Весьма правдоподобно, что отцы города, новые отцы города, пробудясь в своих просторнейших супружеских постелях под балдахинами, стряхнули блаженный сон и порешили, что заживут полной жизнью, как пристало гражданам новой эпохи. Возможно, они тоже яростно кинулись преобразовывать жизнь и со страстью преобразовывают ее доныне, так что после их вмешательства от прежнего не останется камня на камне. Быть может, на маленькой площади, где узкие, покосившиеся дома состязались в пестроте, теперь возвышается роскошная городская сберегательная касса с мраморным фасадом, украшенным вывеской с золотыми буквами и традиционным изображением улья с роем пчел. Быть может, клены на деревенской площади срублены, мостовая выровнена, остатки старого фонтана разобраны, а на этом месте сооружен некий малоэстетический памятник павшим на фронтах мировой войны. Русло Безовки, вероятно, спрямили, и не живописные излучины, а подновленные заборы, тянущиеся правильным полукружием, огибает она, лениво движась по своему наполовину высохшему руслу. Предполагаю, что старая больница наконец-то снесена, и где-нибудь за городом раскинулось ее новое здание с оборудованными по-современному палатами. Старая ратуша преображена в страховидной бетонный куб с плоской крышей, лавчонки под аркадами перестроены под магазины, вывески оснащены наивными световыми рекламами, а трактир «У долины» превращен в отель. Зрительному залу в новом здании теперь не к лицу принимать каких-то фокусников, так что им тут уже нечем поживиться. У городка имеется свой собственный кинематограф в помещении спортивного общества «Сокол». Молодежь в безупречно белых футболках и наглаженных брюках перебрасывается мячами у подножья чимелицкого холма, а на главной площади теперь — стоянка автодрожек. Поставлены бензиновые колонки — одна возле Гусова камня, другая сразу за полуразрушенной башней, очищенной от ее мшистых украшений. Наверняка есть там и свой городской музей, а старая школа заново оштукатурена и надстроена.
Не знаю, сколько еще перемен в Старых Градах, которые совсем уж не те знакомые Старые Грады. Никогда мне не хотелось в том убедиться. Новшества, вполне достойные уважения, лишь понапрасну растревожили бы мое сердце, где угнездился образ прежнего городка. Старики переселились на кладбище, перед которым больше не стоят безрукие стражи, а по краям его выросли новые мраморные надгробия состоятельных мещан и купцов.
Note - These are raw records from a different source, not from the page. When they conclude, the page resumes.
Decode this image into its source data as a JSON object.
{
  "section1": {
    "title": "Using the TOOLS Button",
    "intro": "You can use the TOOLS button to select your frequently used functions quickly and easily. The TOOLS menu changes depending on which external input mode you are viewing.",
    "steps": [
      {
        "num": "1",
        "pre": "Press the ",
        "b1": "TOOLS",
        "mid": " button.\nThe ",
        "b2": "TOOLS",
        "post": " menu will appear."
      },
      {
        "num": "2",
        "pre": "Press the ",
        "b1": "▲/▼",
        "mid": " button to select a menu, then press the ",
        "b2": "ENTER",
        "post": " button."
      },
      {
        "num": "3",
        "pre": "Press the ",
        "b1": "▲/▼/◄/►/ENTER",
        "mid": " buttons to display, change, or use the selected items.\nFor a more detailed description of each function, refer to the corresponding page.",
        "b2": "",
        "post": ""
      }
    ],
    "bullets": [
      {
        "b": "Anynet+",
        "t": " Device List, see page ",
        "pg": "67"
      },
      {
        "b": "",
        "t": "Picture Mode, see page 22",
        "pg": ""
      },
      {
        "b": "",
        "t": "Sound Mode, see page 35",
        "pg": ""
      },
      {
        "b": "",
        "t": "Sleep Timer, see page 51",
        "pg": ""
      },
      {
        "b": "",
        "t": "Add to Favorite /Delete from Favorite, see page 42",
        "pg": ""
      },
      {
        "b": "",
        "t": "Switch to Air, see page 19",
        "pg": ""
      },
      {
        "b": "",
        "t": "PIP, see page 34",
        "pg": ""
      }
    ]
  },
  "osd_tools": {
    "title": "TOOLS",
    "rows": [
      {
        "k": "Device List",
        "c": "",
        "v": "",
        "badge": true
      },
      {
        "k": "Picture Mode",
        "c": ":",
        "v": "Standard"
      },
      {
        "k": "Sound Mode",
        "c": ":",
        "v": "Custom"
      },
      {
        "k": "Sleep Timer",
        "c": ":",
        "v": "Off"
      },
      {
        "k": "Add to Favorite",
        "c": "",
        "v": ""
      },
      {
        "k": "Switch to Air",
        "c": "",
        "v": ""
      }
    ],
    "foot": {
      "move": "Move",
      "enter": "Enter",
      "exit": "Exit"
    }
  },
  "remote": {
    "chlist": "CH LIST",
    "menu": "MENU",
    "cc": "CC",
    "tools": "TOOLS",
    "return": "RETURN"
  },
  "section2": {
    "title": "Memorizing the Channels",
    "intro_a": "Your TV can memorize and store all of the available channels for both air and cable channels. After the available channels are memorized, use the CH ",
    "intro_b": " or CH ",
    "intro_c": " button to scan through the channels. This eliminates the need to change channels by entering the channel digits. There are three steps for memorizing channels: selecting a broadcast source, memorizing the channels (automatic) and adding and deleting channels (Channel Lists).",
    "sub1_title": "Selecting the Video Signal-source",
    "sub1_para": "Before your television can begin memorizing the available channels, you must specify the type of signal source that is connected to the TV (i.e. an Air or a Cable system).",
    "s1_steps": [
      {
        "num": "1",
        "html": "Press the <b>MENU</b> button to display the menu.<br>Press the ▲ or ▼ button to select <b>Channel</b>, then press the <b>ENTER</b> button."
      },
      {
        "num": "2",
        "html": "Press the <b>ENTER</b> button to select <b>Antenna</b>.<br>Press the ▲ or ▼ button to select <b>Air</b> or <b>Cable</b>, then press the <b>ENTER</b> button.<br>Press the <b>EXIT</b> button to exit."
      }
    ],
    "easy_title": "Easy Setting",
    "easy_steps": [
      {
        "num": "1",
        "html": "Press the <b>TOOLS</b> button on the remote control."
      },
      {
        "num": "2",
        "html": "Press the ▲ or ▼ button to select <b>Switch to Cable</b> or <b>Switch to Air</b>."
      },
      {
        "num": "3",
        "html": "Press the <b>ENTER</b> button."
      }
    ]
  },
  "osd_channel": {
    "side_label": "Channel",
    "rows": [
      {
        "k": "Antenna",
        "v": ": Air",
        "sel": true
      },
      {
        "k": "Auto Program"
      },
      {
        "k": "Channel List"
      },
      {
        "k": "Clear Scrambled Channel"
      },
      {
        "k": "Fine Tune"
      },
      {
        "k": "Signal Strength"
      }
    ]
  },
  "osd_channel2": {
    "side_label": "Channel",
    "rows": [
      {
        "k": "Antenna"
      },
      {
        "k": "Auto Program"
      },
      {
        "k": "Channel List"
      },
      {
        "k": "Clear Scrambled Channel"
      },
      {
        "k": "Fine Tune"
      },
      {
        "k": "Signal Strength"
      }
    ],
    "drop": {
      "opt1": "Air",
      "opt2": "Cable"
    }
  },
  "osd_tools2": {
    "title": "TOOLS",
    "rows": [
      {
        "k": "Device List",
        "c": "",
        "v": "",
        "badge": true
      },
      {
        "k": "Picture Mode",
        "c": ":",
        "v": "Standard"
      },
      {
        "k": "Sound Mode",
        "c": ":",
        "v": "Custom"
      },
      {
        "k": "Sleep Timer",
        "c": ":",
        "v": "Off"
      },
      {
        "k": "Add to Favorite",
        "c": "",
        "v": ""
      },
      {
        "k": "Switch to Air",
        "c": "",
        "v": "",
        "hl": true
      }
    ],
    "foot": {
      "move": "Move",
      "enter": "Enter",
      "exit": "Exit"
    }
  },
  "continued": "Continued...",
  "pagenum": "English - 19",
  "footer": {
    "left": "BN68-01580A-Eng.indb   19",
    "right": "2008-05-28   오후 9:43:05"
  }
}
А Ганзелин? Теперь ему было бы под девяносто. Весьма сомнительно, чтобы он дожил до такой глубокой старости. Что поделывают Гелимадонны? Вернулась ли Дора? И если да, то как это произошло? Воображаю, явилась однажды с ребенком на руках, худая, постаревшая… Нет, нынче я ужас как сентиментален. Тщетно пытался Ганзелин излечить меня от романтичности! Картонный диск в амбулатории — существует ли он до сих пор? Как поживает Эмма? Ныне у нее за спиной свои сорок пять лет — а то и побольше. Лошадка уже не возит по скользкому шоссе экипаж, звенящий песнями, девочка Эмма уже не убирает русую головку полевыми цветами, и голос ее не звучит серебряным колокольчиком. Вместо коляски по новому асфальтовому шоссе в Глоубетин и Вратню носится фордик нового врача и отвратительно квакает, извергая клубы вонючего выхлопного газа.
Эмма… Мне кажется, она умерла. Она была такая слабенькая, худенькая, такая болезненная и бледная! Изнурительный труд, навязанный ей картонным кругом, наверняка быстро подорвал ее невеликие силы. Либо вышла замуж и живет, как все люди, своими маленькими радостями и горестями; может, у нее есть дети и остальные Гелимадонны дождались потомка — племянника или племянницу, которых в свое время хотели получить из рук Доры? Гелена… Не могу себе представить ее еще более старой и увядшей, чем она была. Мариины фиолетовые круги под глазами превратились, верно, в глубокие, изборожденные морщинами ямы, а Лида — куда уж быть еще молчаливей? Так что докторовы домочадцы скорее всего уподобились сообществу страшных призраков. Если бы в один прекрасный день я появился у них, они вышли бы приветствовать меня как редкого, чужого им и не слишком желанного гостя. Вряд ли я ошибаюсь, — мне известно, как бывает в жизни. Они бы просто не поверили моим рассказам о том, что каждая из них на прощание поцеловала меня увядшими губами, что они были со мной на «ты», что они дразнили меня и запрягали в работу. Стереоскоп с африканскими видами — на какую свалку он попал? В качестве чего служит Ганзелиново зубоврачебное кресло, из которого уже тогда вылезали проржавевшие пружины?